JOHN TAN. How the corporate media is helping Biden and normalising neoliberalism.

Mar 16, 2020

The corporate media is sneaking opinion into news reports, masquerading as fact. Not too subtle but a very effective form of propaganda now saturating our lives; changing what we believe to be normal; and playing on our insecurity and fears.

News reports and commentaries here and in the US have taken to referring to Joe Biden as “moderate” or “centrist” and to Bernie Sanders as “socialist” and “unelectable”.

Biden is a status quo candidate. He will not upset anyone with power if he is elected. Not the Wall Street elite, nor the core of the 1%. They like him.
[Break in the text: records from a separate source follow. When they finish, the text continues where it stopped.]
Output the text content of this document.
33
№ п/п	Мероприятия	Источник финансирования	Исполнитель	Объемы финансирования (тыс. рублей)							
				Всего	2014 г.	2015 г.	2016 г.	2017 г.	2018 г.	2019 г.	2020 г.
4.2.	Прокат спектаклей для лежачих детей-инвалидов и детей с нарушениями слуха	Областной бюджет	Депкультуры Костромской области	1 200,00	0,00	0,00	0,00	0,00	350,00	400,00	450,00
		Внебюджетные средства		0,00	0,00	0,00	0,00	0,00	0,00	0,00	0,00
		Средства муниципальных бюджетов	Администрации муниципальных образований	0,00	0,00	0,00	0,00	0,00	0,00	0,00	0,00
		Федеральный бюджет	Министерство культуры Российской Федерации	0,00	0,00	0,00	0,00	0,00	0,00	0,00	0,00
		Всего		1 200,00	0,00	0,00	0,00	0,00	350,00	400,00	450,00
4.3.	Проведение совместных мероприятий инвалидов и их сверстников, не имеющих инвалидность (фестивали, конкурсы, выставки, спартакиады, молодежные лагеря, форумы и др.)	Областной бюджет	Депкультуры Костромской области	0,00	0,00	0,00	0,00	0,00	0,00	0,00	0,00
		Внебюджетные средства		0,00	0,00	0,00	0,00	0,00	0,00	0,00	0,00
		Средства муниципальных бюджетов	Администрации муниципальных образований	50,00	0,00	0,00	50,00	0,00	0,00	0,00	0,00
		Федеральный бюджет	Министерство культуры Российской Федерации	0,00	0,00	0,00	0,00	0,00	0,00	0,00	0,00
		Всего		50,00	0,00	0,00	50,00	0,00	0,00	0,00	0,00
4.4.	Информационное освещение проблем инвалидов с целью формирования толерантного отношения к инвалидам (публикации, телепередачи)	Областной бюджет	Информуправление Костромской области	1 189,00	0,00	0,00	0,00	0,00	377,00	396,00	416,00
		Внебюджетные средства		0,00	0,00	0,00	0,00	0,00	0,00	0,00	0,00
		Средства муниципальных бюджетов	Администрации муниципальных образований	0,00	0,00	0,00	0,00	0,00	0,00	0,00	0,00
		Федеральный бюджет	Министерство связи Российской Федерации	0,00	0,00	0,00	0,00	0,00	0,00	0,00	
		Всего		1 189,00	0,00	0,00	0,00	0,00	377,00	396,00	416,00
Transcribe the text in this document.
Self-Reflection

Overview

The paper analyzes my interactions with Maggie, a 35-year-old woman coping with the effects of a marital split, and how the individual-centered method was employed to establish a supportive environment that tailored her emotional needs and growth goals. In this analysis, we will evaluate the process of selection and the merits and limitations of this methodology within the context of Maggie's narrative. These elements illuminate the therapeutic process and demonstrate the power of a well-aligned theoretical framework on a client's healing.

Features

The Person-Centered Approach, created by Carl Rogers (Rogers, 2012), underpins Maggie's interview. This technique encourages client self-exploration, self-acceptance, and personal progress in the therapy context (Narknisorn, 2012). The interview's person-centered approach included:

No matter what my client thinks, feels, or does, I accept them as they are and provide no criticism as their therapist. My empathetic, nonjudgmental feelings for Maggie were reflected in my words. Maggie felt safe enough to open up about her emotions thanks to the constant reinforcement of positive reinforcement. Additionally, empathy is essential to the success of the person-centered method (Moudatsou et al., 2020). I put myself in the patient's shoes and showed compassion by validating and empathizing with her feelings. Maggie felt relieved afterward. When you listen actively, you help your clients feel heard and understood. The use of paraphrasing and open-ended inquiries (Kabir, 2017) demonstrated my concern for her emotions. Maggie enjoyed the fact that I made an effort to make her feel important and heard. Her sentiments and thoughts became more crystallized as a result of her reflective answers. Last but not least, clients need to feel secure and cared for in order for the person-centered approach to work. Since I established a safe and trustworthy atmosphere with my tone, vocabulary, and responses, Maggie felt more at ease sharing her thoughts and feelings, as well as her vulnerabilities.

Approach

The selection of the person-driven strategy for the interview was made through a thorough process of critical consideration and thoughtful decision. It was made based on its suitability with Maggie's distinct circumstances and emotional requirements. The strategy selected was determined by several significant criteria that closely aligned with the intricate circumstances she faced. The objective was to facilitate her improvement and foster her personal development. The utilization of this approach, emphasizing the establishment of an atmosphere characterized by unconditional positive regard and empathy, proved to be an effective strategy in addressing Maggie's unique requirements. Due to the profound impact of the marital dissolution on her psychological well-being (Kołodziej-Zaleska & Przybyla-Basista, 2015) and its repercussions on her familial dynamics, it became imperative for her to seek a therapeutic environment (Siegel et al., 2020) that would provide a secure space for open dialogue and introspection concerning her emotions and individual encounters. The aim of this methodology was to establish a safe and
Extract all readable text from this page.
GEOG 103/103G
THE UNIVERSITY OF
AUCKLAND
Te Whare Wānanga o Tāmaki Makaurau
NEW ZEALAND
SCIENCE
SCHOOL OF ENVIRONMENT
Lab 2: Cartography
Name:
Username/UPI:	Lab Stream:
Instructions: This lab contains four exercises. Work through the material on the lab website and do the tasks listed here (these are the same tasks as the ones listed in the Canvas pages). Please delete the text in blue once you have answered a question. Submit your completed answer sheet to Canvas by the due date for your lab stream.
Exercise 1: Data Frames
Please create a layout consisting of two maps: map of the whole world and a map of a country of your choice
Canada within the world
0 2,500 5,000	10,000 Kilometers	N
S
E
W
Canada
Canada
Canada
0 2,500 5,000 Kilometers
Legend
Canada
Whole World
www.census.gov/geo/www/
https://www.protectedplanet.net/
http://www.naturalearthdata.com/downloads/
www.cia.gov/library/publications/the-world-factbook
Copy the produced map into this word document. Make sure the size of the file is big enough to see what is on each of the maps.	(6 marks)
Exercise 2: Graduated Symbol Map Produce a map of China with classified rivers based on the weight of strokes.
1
Sanders once described his beliefs as democratic socialist, which is the policy of the most socially successful European liberal democratic countries. His policies are more egalitarian than neoliberals can live with. They call him “socialist”, which in America is code for “communist”, and is certainly not the equivalent of democratic socialist.

By using such loaded descriptors, the media is avoiding having to discuss the merits of their policies; even avoiding having to identify their key policies. It’s part of the process of dumbing down politics.

Planting the idea that neoliberal economics is “centrist” or “moderate” establishes firmly in public minds the new normalcy; that the poor and disadvantaged have only themselves to blame; that the people at the top deserve it because they are smarter and work harder; small government is best; and politicians should get out of the way of markets; all ideas that have cemented privilege and power at the apex.

And this normalisation of neoliberalism is happening here as much as in the US.

This political-media project to re-shape public minds has been made easier by a growing culture of fear and insecurity in the 21st century, as pointed out by sociologist Frank Furedi, in his latest book “How fear works” (2018):

“The power of the media is illustrated by its capacity to influence language usage and popularise the rhetoric of fear. Through the sheer repetition of terms such as superbugs, pandemics, extinction or toxic, a lexicon of doom helps endow threats with an existential quality.”

He wrote that the media has a role in “popularising and normalising a language and a system of symbols and meaning for interpreting society’s experience”. He believed that media can help “to render our fears palpable, visual, dramatic and intensely personal”.

Furedi noted that it takes more than just the media to bring about this growing fear: “Accounts of the public fears are often represented as artificially manufactured by highly manipulative media moguls. ‘Fox News Fear Factory’ is the term used by one journalist to capture the image of a media devoted to the invention of scare stories. Commentators sometimes go so far as to hold the media guilty for turning its audience into fearful, even brainwashed, subjects.” Such a conception is exaggerated, according to him.

Furedi wrote that media can only amplify what is in the culture. But isn’t is equally true that the culture is also a product of the media? And isn’t it also true that the greater the concentration of media in narrow hands, the greater the concentration of ideas and opinions that voters are exposed to; and the greater the propaganda effect?

Furedi wrote that there is a moral dimension in fear. “Fear” and “evil” are closely linked with one another in people’s minds. “They are the moral equivalent of ‘Siamese twins’; what we fear is evil what is evil we fear,” he wrote.

Within such a frame, it follows naturally that Sanders’ description as “socialist” and “unelectable” could lead in some minds to equal “communism”; and also to “evil” because of two current greats “threats” to America in the public discourse, namely Russia and China.

Not everyone will draw such a conclusion of course but enough could, especially those most vulnerable to subliminal messaging, to make a crucial difference in the current primaries.

(John Tan was a deputy editor in the Straits Times newspaper in Singapore. He has been foreign editor and business editor.)